Ellen Scott morrera, mas Megan continuara a aprender, observando a companhia crescer. Sua companhia. Ellen Scott a adotara.
- Assim não teremos de explicar por que você é uma Scott - dissera ela.
Mas havia um tom de orgulho em sua voz.
É irônico, pensara Megan. Todos aqueles anos no orfanato, e ninguém quis me adotar. Agora, sou adotada por minha própria família. Deus tem um maravilhoso senso de humor.
Capítulo 40
Um novo homem estava no volante do carro de fuga, e isso deixava Jaime Miró nervoso.
- Não confio nele - explicou Jaime a Felix. - E se ele for embora e nos deixar?
- Relaxe. Ele é cunhado do meu primo. Fará tudo certo. Há muito que suplica por uma oportunidade de sair conosco.
- Tenho um terrível pressentimento - insistiu Jaime.
Eles haviam chegado a Sevilha no início daquela tarde e examinado meia dúzia de bancos, antes de escolherem o alvo.
Era um banco numa rua transversal, pequeno, não havia muito movimento, perto de uma fábrica que efetuava seus depósitos ali. Tudo parecia perfeito. Exceto pelo homem no carro de fuga.
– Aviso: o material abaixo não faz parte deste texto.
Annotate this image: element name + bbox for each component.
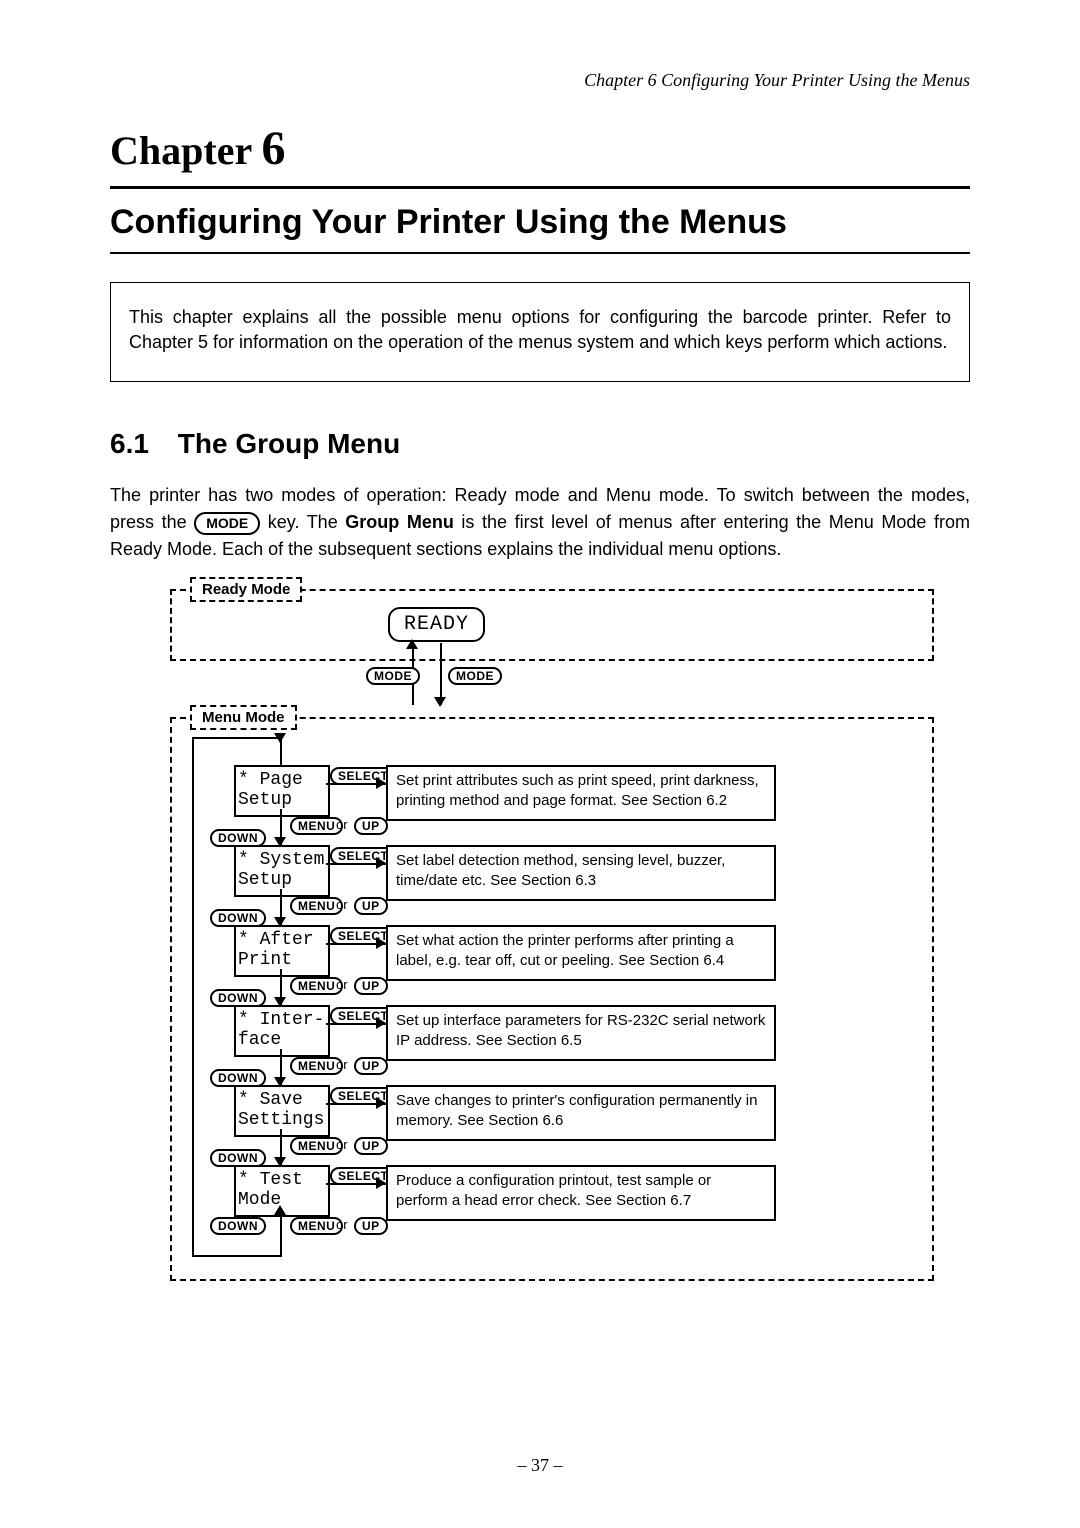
section-title: The Group Menu <box>178 428 400 459</box>
chapter-label-line: Chapter 6 <box>110 121 970 176</box>
mode-key-left: MODE <box>366 667 420 685</box>
divider-thick <box>110 186 970 189</box>
chapter-label: Chapter <box>110 128 251 173</box>
chapter-title: Configuring Your Printer Using the Menus <box>110 203 970 242</box>
menu-item-interface: * Inter- face <box>234 1005 330 1057</box>
chapter-number: 6 <box>261 122 285 175</box>
or-4: or <box>336 1057 348 1072</box>
menu-item-after-print: * After Print <box>234 925 330 977</box>
or-6: or <box>336 1217 348 1232</box>
desc-test-mode: Produce a configuration printout, test s… <box>386 1165 776 1221</box>
or-5: or <box>336 1137 348 1152</box>
mode-key-inline: MODE <box>194 512 260 536</box>
page: Chapter 6 Configuring Your Printer Using… <box>0 0 1080 1528</box>
up-key-2: UP <box>354 897 388 915</box>
up-key-1: UP <box>354 817 388 835</box>
up-key-6: UP <box>354 1217 388 1235</box>
menu-diagram: Ready Mode READY MODE MODE Menu Mode * P… <box>140 577 940 1287</box>
or-3: or <box>336 977 348 992</box>
down-key-6: DOWN <box>210 1217 266 1235</box>
divider-thin <box>110 252 970 254</box>
desc-interface: Set up interface parameters for RS-232C … <box>386 1005 776 1061</box>
menu-item-system-setup: * System Setup <box>234 845 330 897</box>
menu-item-page-setup: * Page Setup <box>234 765 330 817</box>
or-1: or <box>336 817 348 832</box>
desc-system-setup: Set label detection method, sensing leve… <box>386 845 776 901</box>
para-c: key. The <box>268 512 346 532</box>
mode-key-right: MODE <box>448 667 502 685</box>
intro-box: This chapter explains all the possible m… <box>110 282 970 382</box>
para-d-bold: Group Menu <box>345 512 454 532</box>
ready-display: READY <box>388 607 485 642</box>
desc-after-print: Set what action the printer performs aft… <box>386 925 776 981</box>
section-heading: 6.1 The Group Menu <box>110 428 970 460</box>
menu-item-save-settings: * Save Settings <box>234 1085 330 1137</box>
page-number: – 37 – <box>0 1455 1080 1476</box>
running-head: Chapter 6 Configuring Your Printer Using… <box>110 70 970 91</box>
or-2: or <box>336 897 348 912</box>
ready-mode-label: Ready Mode <box>190 577 302 602</box>
up-key-5: UP <box>354 1137 388 1155</box>
up-key-3: UP <box>354 977 388 995</box>
section-number: 6.1 <box>110 428 170 460</box>
section-paragraph: The printer has two modes of operation: … <box>110 482 970 563</box>
menu-mode-label: Menu Mode <box>190 705 297 730</box>
desc-page-setup: Set print attributes such as print speed… <box>386 765 776 821</box>
intro-text: This chapter explains all the possible m… <box>129 307 951 352</box>
desc-save-settings: Save changes to printer's configuration … <box>386 1085 776 1141</box>
up-key-4: UP <box>354 1057 388 1075</box>
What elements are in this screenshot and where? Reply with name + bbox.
- Ele é tudo o que o preocupa? - perguntou Felix.
- Não.
- O que mais?
Era difícil responder.
- Digamos que é uma premonição.
Jaime falou jovialmente, escarnecendo de si mesmo. Felix levou a sério.
- Quer que eu suspenda a operação?
- Porque estou hoje com os nervos de uma velha lavadeira? Nada disso, amigo. Tudo correrá tão macio quanto seda.
E, no começo, fora o que acontecera.
Havia poucos clientes no banco, e Felix mantivera-os imobilizados com uma arma automática, enquanto Jaime esvaziava as gavetas dos caixas. Suave como seda. Quando os dois saíam, encaminhando-se para o carro de fuga, Jaime gritou:
- Lembrem-se, amigos, que o dinheiro é para uma boa causa.
Foi na rua que tudo começou a desmoronar. Havia guardas por toda a parte. O motorista do carro estava ajoelhado na calçada, a pistola de um guarda encostada em sua cabeça.